La última tarde
Conversábamos sobre el último capítulo de Brigada A  cuando, por la verja del frente, se asomó Adrián. Era un vecino algo retraído que vivía en la esquina de mi casa. Adrián era del otro séptimo grado y, a veces, nos saludábamos en el recreo, pero nada más que eso. Aunque una vez nos cruzamos en el parque y también nos saludamos.
El protagonista del capítulo en cuestión era el loco Murdock, y de él estábamos conversando cuando Adrián nos mostró una pelota nueva. La levantó un poco, apenas, como corresponde a toda acción que ejecuta un tímido. La señal era por demás elocuente: Adrián nos estaba invitando a jugar con su nueva pelota. Una invitación imposible de aceptar de inmediato . Las cofradías de la infancia no se abren con facilidad a un extraño .
Con Gerardo y Damián nos miramos. Gerardo, que era el más gracioso, se rió, y su risa espantó a Adrián. El muchacho agachó la cabeza y se fue. Nosotros nos miramos y nos reímos, pero enseguida nos levantamos y corrimos hasta la verja de entrada. En la esquina estaba la madre de Adrián. Él llegó con la cabeza agachada y haciendo rebotar la pelota. Le dijo algo a su madre y ella sonrió. Ese día descubrí la sonrisa más comprensiva y protectora del mundo. Una sonrisa capaz de erguir la cabeza de un chico vapuleado.
Mis amigos se despidieron ese día sin terminar la conversación sobre el último capítulo de Brigada A, porque siempre se imponía una conclusión que cerrara la charla. Esto nos preparaba para el próximo capítulo.
Con Adrián nos cruzamos en el segundo recreo de un viernes. Fue en el kiosco de la escuela y yo, por un pudor que desconocía, evité mirarlo. Pero, por el orden que tenía la fila frente al kiosco, quedamos a la par. Recién ahí lo miré. Creo que intenté saludarlo, pero el leve puñetazo que me dio en el estómago truncó esa posibilidad. Se rió y, como si no le hubiera bastado el puñetazo, también me despeinó. Yo no tuve reacción alguna.
Al día siguiente les conté a Damián y a Gerardo. Por supuesto que lo hice exagerando la imprevista agresión y también inventando una reacción. Damián siempre había sido el más pensante y calculador de nosotros tres. No esperó a que terminara mi relato cuando propuso que mi afrenta tenía que ser vengada cuanto antes, y enseguida nos dijo cómo.

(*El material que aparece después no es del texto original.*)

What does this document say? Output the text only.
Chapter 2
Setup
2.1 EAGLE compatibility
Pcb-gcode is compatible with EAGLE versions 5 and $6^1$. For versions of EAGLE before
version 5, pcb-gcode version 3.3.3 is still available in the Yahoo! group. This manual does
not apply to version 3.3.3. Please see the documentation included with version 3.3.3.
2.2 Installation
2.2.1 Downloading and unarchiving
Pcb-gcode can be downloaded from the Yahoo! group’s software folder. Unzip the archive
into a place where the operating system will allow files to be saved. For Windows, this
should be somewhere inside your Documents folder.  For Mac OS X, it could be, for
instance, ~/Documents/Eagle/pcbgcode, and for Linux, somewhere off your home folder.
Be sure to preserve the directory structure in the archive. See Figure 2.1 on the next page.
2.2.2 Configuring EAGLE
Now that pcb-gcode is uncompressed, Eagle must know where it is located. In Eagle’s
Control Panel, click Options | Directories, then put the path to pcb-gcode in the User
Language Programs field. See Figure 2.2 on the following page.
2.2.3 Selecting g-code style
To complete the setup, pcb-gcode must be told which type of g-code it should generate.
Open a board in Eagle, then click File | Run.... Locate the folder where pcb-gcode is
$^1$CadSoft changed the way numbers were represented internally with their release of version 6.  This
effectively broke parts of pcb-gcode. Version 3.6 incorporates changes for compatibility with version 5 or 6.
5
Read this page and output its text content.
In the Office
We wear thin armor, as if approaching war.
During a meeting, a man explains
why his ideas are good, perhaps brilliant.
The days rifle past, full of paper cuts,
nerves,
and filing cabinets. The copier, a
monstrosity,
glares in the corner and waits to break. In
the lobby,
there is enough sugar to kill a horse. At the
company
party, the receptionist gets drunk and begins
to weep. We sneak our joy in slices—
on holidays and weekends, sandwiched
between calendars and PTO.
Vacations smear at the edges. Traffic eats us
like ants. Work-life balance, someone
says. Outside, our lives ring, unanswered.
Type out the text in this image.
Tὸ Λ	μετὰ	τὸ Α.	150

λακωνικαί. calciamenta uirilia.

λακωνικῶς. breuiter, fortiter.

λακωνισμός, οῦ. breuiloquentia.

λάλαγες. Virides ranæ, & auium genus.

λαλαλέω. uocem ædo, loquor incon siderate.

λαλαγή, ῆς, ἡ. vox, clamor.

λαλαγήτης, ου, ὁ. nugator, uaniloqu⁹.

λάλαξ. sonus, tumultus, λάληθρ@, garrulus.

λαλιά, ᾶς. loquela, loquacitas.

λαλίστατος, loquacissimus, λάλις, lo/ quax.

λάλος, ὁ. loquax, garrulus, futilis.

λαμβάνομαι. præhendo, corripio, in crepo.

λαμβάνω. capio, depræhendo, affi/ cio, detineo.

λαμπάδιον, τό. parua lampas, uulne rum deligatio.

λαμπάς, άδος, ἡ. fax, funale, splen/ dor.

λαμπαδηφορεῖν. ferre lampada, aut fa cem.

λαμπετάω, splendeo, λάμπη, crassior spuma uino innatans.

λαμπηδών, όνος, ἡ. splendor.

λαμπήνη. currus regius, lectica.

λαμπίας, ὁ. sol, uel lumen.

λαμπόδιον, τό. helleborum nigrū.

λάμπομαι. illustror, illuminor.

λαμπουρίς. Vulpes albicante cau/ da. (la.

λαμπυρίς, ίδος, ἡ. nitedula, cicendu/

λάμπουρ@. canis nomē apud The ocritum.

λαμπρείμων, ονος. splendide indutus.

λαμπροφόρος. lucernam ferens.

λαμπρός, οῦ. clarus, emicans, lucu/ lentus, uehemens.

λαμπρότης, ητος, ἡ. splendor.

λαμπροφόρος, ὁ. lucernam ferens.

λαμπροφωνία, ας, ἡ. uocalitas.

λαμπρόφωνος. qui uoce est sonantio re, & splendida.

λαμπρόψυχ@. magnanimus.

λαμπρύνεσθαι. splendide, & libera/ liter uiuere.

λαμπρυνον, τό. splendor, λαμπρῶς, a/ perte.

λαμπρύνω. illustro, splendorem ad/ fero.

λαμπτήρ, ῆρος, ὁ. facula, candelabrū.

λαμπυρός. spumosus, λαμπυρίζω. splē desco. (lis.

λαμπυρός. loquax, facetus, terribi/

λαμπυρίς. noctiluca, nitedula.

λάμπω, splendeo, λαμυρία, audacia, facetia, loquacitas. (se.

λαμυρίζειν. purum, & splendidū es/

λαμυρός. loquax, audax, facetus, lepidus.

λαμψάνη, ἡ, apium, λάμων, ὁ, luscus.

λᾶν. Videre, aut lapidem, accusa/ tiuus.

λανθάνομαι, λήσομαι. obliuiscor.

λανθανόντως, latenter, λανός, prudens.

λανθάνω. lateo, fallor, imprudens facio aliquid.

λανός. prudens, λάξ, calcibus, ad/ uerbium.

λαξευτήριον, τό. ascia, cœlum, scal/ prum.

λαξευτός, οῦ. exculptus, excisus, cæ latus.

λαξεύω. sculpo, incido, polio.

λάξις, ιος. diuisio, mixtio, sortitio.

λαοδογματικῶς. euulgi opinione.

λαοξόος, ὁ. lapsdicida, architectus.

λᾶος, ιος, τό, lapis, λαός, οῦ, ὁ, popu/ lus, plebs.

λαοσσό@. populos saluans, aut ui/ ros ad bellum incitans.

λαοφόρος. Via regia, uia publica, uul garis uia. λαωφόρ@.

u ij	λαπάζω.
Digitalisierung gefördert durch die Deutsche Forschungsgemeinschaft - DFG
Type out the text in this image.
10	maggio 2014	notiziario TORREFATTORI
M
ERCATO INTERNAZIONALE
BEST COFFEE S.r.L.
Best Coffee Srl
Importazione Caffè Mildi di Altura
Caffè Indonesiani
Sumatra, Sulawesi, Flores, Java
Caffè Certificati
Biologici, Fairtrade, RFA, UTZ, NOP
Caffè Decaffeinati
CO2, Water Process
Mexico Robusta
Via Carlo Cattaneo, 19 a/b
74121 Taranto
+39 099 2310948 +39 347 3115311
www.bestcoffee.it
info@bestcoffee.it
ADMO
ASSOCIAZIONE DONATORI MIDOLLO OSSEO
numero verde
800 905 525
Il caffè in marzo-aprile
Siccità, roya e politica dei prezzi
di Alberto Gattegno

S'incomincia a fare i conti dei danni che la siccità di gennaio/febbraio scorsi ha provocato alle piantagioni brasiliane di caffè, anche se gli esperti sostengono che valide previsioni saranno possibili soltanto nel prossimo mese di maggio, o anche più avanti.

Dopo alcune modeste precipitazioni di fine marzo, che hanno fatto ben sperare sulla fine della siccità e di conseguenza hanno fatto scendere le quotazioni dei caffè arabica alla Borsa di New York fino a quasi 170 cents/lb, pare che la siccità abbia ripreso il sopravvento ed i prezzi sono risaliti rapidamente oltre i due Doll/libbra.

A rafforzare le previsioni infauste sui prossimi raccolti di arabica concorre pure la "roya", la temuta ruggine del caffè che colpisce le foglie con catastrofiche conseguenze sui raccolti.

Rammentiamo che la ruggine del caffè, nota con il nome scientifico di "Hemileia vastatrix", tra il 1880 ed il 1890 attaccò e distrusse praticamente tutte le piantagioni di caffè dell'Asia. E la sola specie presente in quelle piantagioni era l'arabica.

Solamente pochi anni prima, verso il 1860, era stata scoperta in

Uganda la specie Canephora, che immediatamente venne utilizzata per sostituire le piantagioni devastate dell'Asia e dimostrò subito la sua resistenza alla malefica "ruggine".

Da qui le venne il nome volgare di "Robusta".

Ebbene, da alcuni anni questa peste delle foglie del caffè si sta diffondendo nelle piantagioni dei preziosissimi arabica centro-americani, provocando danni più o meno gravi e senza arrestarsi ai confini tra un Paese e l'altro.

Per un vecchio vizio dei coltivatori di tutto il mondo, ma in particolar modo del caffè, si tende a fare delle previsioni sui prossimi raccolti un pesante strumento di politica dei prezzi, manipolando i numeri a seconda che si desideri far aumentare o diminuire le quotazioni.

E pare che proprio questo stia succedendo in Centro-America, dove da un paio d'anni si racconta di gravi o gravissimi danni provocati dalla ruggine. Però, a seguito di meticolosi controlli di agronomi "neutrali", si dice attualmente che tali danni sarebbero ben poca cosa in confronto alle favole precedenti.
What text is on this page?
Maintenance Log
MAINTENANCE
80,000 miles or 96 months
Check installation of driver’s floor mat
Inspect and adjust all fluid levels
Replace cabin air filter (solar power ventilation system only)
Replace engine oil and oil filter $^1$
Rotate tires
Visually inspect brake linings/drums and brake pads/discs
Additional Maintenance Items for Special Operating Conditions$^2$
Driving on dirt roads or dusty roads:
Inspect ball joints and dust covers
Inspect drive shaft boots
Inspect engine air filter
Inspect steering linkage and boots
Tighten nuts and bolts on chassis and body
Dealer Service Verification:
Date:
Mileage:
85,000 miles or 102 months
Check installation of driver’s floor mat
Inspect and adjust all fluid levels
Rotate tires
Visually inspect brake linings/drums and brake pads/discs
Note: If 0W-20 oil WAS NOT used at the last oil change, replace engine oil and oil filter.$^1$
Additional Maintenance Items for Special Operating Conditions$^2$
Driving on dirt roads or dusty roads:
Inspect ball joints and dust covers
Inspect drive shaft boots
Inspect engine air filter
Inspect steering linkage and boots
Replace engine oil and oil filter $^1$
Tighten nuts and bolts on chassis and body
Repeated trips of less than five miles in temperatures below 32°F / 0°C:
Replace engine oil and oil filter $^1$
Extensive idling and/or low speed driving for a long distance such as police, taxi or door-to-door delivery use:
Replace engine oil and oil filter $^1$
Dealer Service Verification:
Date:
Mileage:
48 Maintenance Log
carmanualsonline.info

Algunos días después, Adrián pasó por el frente de mi casa, por la calle. Nosotros tres pateábamos una pelota que Damián había fabricado con una media. El anzuelo perfecto para que el tímido de Adrián fuera a su casa y después nos ofrendara su pelota de cuero número cinco. La aceptamos. El plan se había puesto en marcha.
Jugamos hasta que la madre de Adrián lo vino a buscar y nos regaló una sonrisa . El impacto que tuvo esa sonrisa fue dispar. En mis amigos no despertaría nada, excepto una duda pasajera sobre la continuidad del plan. Yo dejé a mis amigos y acompañé a Adrián hasta que los dos quedamos frente a ella , y lo hice porque quería que me regalara una sonrisa solo a mí . Fue entonces cuando una voz , una piel y una fragancia decretaron la última tarde de mi infancia .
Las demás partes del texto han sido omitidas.